空中にあるボールを手でプレーすることを中心に、二人で同時にジャンプしたり、空中のボールを手で取り合うなど空中のプレーに慣れていくようにしましょう。
<トレーニング例>
- サッカーの4号球を使ってフライボールをキャッチする
- サッカーの4号球をボールネットに入れて額に当てる
- ボールネットの高さを変えてジャンプしてヘディングする
- バウンドさせたボールを額に当てる
【中学生】
使用するボールが5号球になります。筋力がついて競り合いの強度が高くなってくるため、相手と正当な競り合いができるようなトレーニングや、体幹・首回りの強化など基礎体力を伸ばすトレーニングも取り入れましょう。
<トレーニング例>
- フライをジャンプしてキャッチする
- 軽量ボールを自分で投げ上げ、ジャンプして最高到達点でキャッチする
- 相手の投げた4号球をジャンプして最高到達点でキャッチする
- ヘディングでリフティングを10回程度おこなう
- 首のストレッチ、体幹トレーニングをおこなう
- 相手が下から軽く投げたボール(5 号球)をヘディングする(10回程度)
ジュニア世代は大人に比べて頭への衝撃を受けやすいといわれています。
まずは軽いボールを利用して、体の使い方や頭のどの位置でボールに触れるかなどのトレーニングをするようにしましょう。

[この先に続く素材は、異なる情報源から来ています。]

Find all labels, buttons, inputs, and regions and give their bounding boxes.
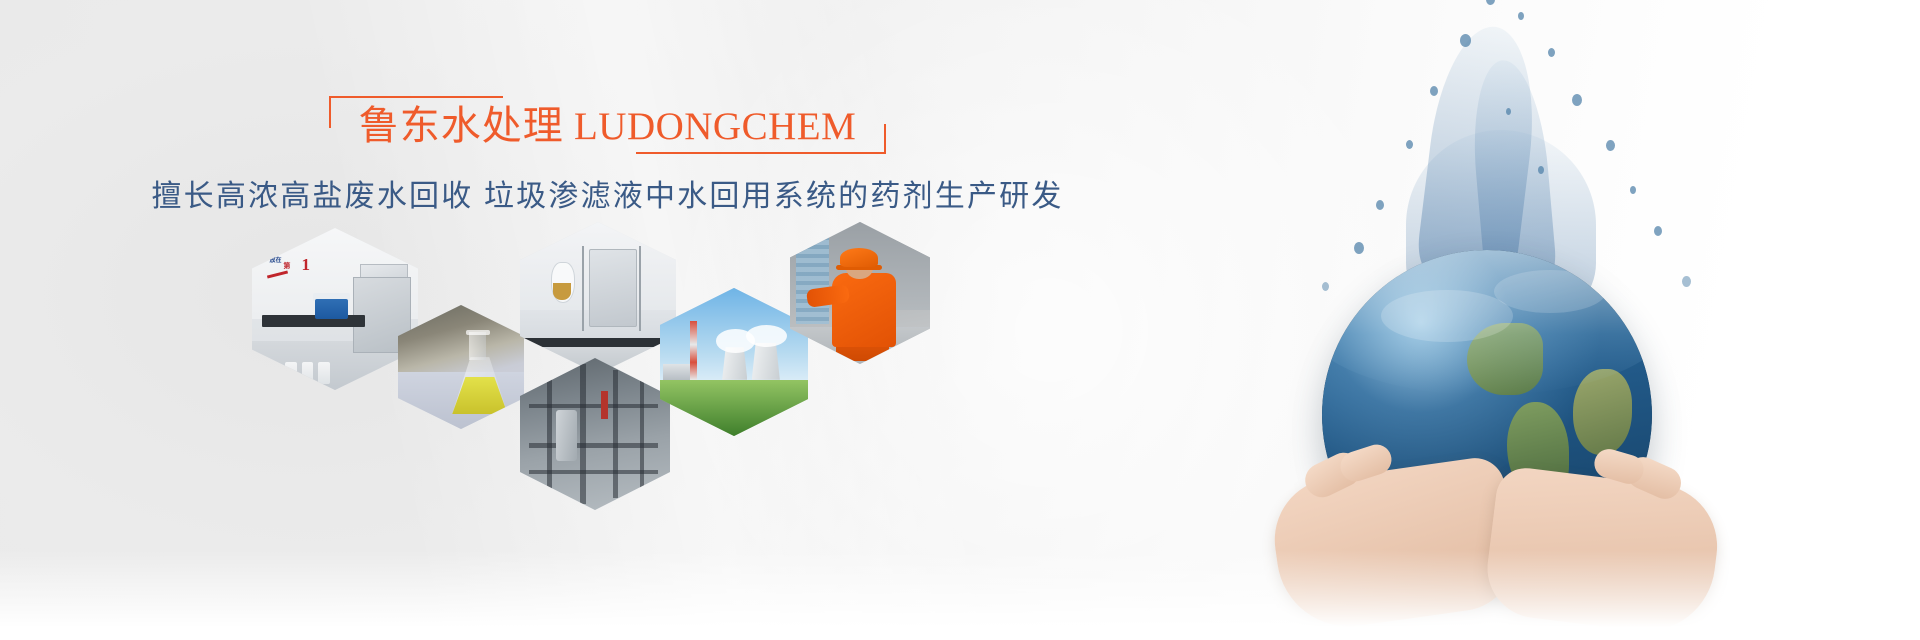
power-building: [663, 364, 690, 380]
hex-tile-laboratory-room[interactable]: 放在 第 1: [252, 228, 418, 390]
water-droplet: [1376, 200, 1384, 210]
pipe-red-valve: [601, 391, 608, 418]
lab-machine: [315, 299, 348, 318]
hex-tile-industrial-piping[interactable]: [520, 358, 670, 510]
equipment-amber-liquid: [553, 283, 572, 300]
wall-slogan-number: 1: [302, 256, 311, 273]
equipment-bench: [520, 338, 676, 347]
pipe-tank: [556, 410, 577, 462]
water-droplet: [1572, 94, 1582, 106]
pipe-horizontal: [529, 443, 658, 448]
globe-foam: [1381, 290, 1513, 343]
photo-power-plant: [660, 288, 808, 436]
lab-jug: [318, 362, 330, 383]
pipe-vertical: [613, 370, 618, 498]
hex-tile-worker[interactable]: [790, 222, 930, 364]
water-droplet: [1548, 48, 1555, 57]
water-droplet: [1486, 0, 1495, 5]
pipe-vertical: [640, 373, 644, 495]
equipment-stand-rod: [582, 246, 584, 331]
photo-laboratory-room: 放在 第 1: [252, 228, 418, 390]
flask-lip: [466, 330, 490, 335]
photo-worker-inspecting: [790, 222, 930, 364]
water-droplet: [1460, 34, 1471, 47]
worker-pipes: [796, 236, 830, 324]
photo-lab-equipment: [520, 222, 676, 374]
hero-banner: 鲁东水处理 LUDONGCHEM 擅长高浓高盐废水回收 垃圾渗滤液中水回用系统的…: [0, 0, 1920, 640]
water-droplet: [1430, 86, 1438, 96]
power-chimney: [690, 321, 697, 380]
water-globe-artwork: [1060, 0, 1920, 640]
right-hand: [1482, 465, 1724, 639]
wall-slogan-blue: 放在: [269, 255, 281, 264]
wall-slogan-arrow: [267, 271, 288, 279]
water-droplet: [1354, 242, 1364, 254]
hex-tile-power-plant[interactable]: [660, 288, 808, 436]
water-droplet: [1538, 166, 1544, 174]
equipment-rig: [589, 249, 638, 327]
globe-foam: [1494, 270, 1606, 313]
water-droplet: [1406, 140, 1413, 149]
photo-industrial-piping: [520, 358, 670, 510]
pipe-horizontal: [529, 404, 658, 408]
lab-wall-slogan: 放在 第 1: [265, 254, 335, 296]
pipe-vertical: [580, 364, 586, 504]
water-droplet: [1506, 108, 1511, 115]
lab-bench: [262, 315, 365, 326]
water-droplet: [1518, 12, 1524, 20]
pipe-horizontal: [529, 470, 658, 474]
cooling-tower: [752, 343, 780, 380]
water-droplet: [1606, 140, 1615, 151]
flask-neck: [469, 332, 487, 359]
power-grass: [660, 380, 808, 436]
safety-helmet: [840, 248, 878, 268]
splash-sheet: [1415, 21, 1545, 281]
hexagon-photo-cluster: 放在 第 1: [0, 0, 1060, 640]
equipment-stand-rod: [639, 246, 641, 331]
water-droplet: [1654, 226, 1662, 236]
water-droplet: [1630, 186, 1636, 194]
pipe-vertical: [547, 367, 552, 501]
lab-jug: [302, 362, 314, 383]
hex-tile-lab-equipment[interactable]: [520, 222, 676, 374]
hands-holding-globe: [1276, 452, 1716, 640]
lab-jug: [285, 362, 297, 383]
water-droplet: [1682, 276, 1691, 287]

正しい方法を楽しくトレーニングをすることで、ボールに対する恐怖心を抱くことなくヘディングの技術を身に付けていくことができます。
発育に合わせて適切にヘディングのトレーニングをしよう!
ガイドラインでは、学年で区切ってトレーニングの例が挙げられていますが、こどもの発達や発育は人それぞれです。
こどもの発達・発育の状態に合わせて適切なトレーニングをおこなうようにしましょう。
JFAのガイドラインには、元日本代表選手がインタビューで話したヘディング上達のアドバイスも掲載されています。
- 身体を使いボールのコースに入ってしっかり当てる。
- 恐怖心をなくすこと(怖い、痛いなど…)が大切である。
- ボールを直前までしっかり見る、目を閉じない。
- ボールをうまく頭に当てる、手の使い方、他人との競り方、跳ぶタイミングなど総合的にできるようになることが大切である。
- ジャンプの姿勢や高く跳ぶための予備動作としての手の使い方は大切である。
これらのアドバイスからもわかるように、ヘディングに重要なのは「頭にボールを当てる」ことではなく、恐怖心を持たずに正しい場所でボールを受けられるように、身体を総合的にコントロールすることです。
そのために軽いボールを使った練習や体幹トレーニングなどをコツコツと積み重ねて、安全にヘディングの技術を伸ばしていきましょう。